Após operar em alta a maior parte da manhã, Bolsa tem oscilação

Às 11h50, o principal índice da Bolsa paulista registrava valorização de 0,18%, aos 69.351 pontos

Beth Moreira, da Agência Estado,

30 de setembro de 2010 | 11h59

A Bovespa opera em alta nesta quinta-feira, último pregão do mês de setembro, influenciada pela divulgação de dados econômicos positivos nos Estados Unidos. A valorização mais forte vista no início da sessão, no entanto, perdeu força no final do período com a virada das ações da Vale e desaceleração da alta de Petrobrás. As ações dos bancos, que iniciaram o dia com valorização, permanecem como o principal destaque de alta.

 

Às 11h50, o principal índice da Bolsa paulista registrava valorização de 0,18%, aos 69.351 pontos, após alcançar a máxima de 69.737 pontos (+0,73%). O giro financeiro era de R$ 2,46 bilhões, com previsão de R$ 10,1 bilhões para o fechamento.

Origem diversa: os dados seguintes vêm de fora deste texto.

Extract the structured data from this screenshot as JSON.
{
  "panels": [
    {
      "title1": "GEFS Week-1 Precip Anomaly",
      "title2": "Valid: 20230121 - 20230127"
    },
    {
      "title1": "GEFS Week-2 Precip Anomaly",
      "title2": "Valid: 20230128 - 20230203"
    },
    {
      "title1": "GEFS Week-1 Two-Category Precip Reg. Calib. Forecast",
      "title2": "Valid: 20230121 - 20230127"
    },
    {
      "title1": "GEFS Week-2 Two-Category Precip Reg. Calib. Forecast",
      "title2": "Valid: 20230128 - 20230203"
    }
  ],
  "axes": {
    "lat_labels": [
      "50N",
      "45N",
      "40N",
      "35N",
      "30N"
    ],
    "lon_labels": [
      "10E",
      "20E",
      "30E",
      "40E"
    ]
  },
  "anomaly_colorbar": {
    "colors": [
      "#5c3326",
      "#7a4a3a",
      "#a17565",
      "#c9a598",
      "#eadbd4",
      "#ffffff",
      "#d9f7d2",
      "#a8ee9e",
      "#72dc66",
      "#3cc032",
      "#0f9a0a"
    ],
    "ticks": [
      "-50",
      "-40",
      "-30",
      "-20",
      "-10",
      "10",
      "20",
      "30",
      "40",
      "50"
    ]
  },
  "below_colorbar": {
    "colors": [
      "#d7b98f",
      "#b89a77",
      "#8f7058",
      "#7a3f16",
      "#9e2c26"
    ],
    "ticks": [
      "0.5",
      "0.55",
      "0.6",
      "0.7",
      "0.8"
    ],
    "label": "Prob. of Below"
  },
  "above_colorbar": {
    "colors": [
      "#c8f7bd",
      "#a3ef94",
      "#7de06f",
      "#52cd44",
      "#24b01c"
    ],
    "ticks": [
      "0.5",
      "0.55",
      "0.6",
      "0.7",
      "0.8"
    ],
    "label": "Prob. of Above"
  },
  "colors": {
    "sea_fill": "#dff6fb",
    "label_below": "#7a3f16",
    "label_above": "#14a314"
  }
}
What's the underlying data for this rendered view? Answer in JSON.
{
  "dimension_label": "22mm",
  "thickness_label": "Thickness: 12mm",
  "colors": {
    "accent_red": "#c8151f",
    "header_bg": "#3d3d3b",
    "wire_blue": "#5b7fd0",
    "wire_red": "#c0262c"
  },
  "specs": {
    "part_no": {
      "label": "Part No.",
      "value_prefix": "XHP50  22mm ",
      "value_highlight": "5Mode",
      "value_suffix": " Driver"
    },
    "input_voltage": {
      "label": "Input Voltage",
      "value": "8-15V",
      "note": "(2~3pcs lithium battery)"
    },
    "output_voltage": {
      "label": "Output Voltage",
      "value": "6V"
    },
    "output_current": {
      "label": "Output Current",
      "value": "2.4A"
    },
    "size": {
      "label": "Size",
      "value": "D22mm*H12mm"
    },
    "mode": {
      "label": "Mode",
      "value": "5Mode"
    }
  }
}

No mesmo momento, o Dow Jones operava em alta de 0,36%, enquanto o S&P 500 subia 0,43%.

 

As ações preferenciais da Petrobrás, que subiram mais forte durante a manhã, ainda se mantêm no campo positivo, dando continuidade à valorização registrada no pregão de ontem. Há pouco, o papel PN subia 0,22%, com giro de R$ 424,3 milhões, o maior do Ibovespa. Já a ON, que chegou a operar em alta, agora cede 0,90%, entre as maiores baixas do Ibovespa.

 

Em comunicado sobre a liquidação da oferta de ações, a estatal informou que os investidores estrangeiros ficaram com 11,74% das ações ordinárias e 11,23% das preferenciais da oferta pública de novas ações da empresa. Os dados não incluem o lote suplementar, de até 5% das ações. A participação baixa dos estrangeiros surpreendeu alguns operadores. "Ficou bem baixa", afirma um profissional.

 

OGX, do empresário Eike Batista, sobe 0,93%, reagindo a notícias de novas descobertas de petróleo em áreas administradas pela empresa. A empresa informou hoje que identificou presença de hidrocarbonetos, com indicativo de óleo leve e gás, na seção santoniana do poco OGX-19 (1-OGX-19A-RJS), no bloco BM-S-58 da Bacia de Santos, situado a 112 km da costa onde a lâmina d'água é de aproximadamente 172 metros. A OGX detém 100% de

participação no bloco.

 

Os bancos também dão sequência à alta dos últimos dias. As units do Santander avançam 2,69%, encabeçando a lista de maiores altas do Ibovespa. Banco do Brasil também aparece no grupo de altas com ganhos de 1,33%. Também sobem Itaú Unibanco (0,53%) e Bradesco (+0,68%).

 

O chefe de análise da SLW, Pedro Galdi, lembra que várias corretoras soltaram relatórios positivos sobre o setor nos últimos dias. Ele explica que indicadores internos como crédito, emprego, consumo e investimentos das empresas corroboram para as boas perspectivas.

 

Também figuram entre as maiores altas do Ibovespa Brasil Ecodiesel (+2,06%), Klabin PN (+1,70%), Braskem (+1,69%), Ultrapar (+1,68%) e CESP (+1,67%).

 

Entre as siderúrgicas, Usiminas continuam sendo destaque de alta com a ação PNA avançando 0,75% e a ON operando com ganhos de 1,50%, esta entre as maiores altas do Ibovespa. Gerdau sobe 0,35% e Gerdau Metalúrgica opera estável (0%). Já a CSN registra perdas de 0,34%.

 

As ações da Vale, que iniciaram o dia em alta, perderam fôlego antes do final da manhã. Vale PNA recua 0,09% e ON cede 0,15%. Mais cedo os metais básicos operam em leve baixa em Londres.

 

Construção

 

O setor de construção é um dos destaques de baixa com PDG (-1,54%), Cyrela (-1,31%) e Gafisa (-1,23%) entre as maiores quedas do Ibovespa. Também cai Rossi (-0,38%).

 

Também figuram entre as mais expressivas baixas do Ibovespa Fibria (-1,69%), B2W (-1,29%), Sabesp (-1,23%) e Embraer (-0,42%).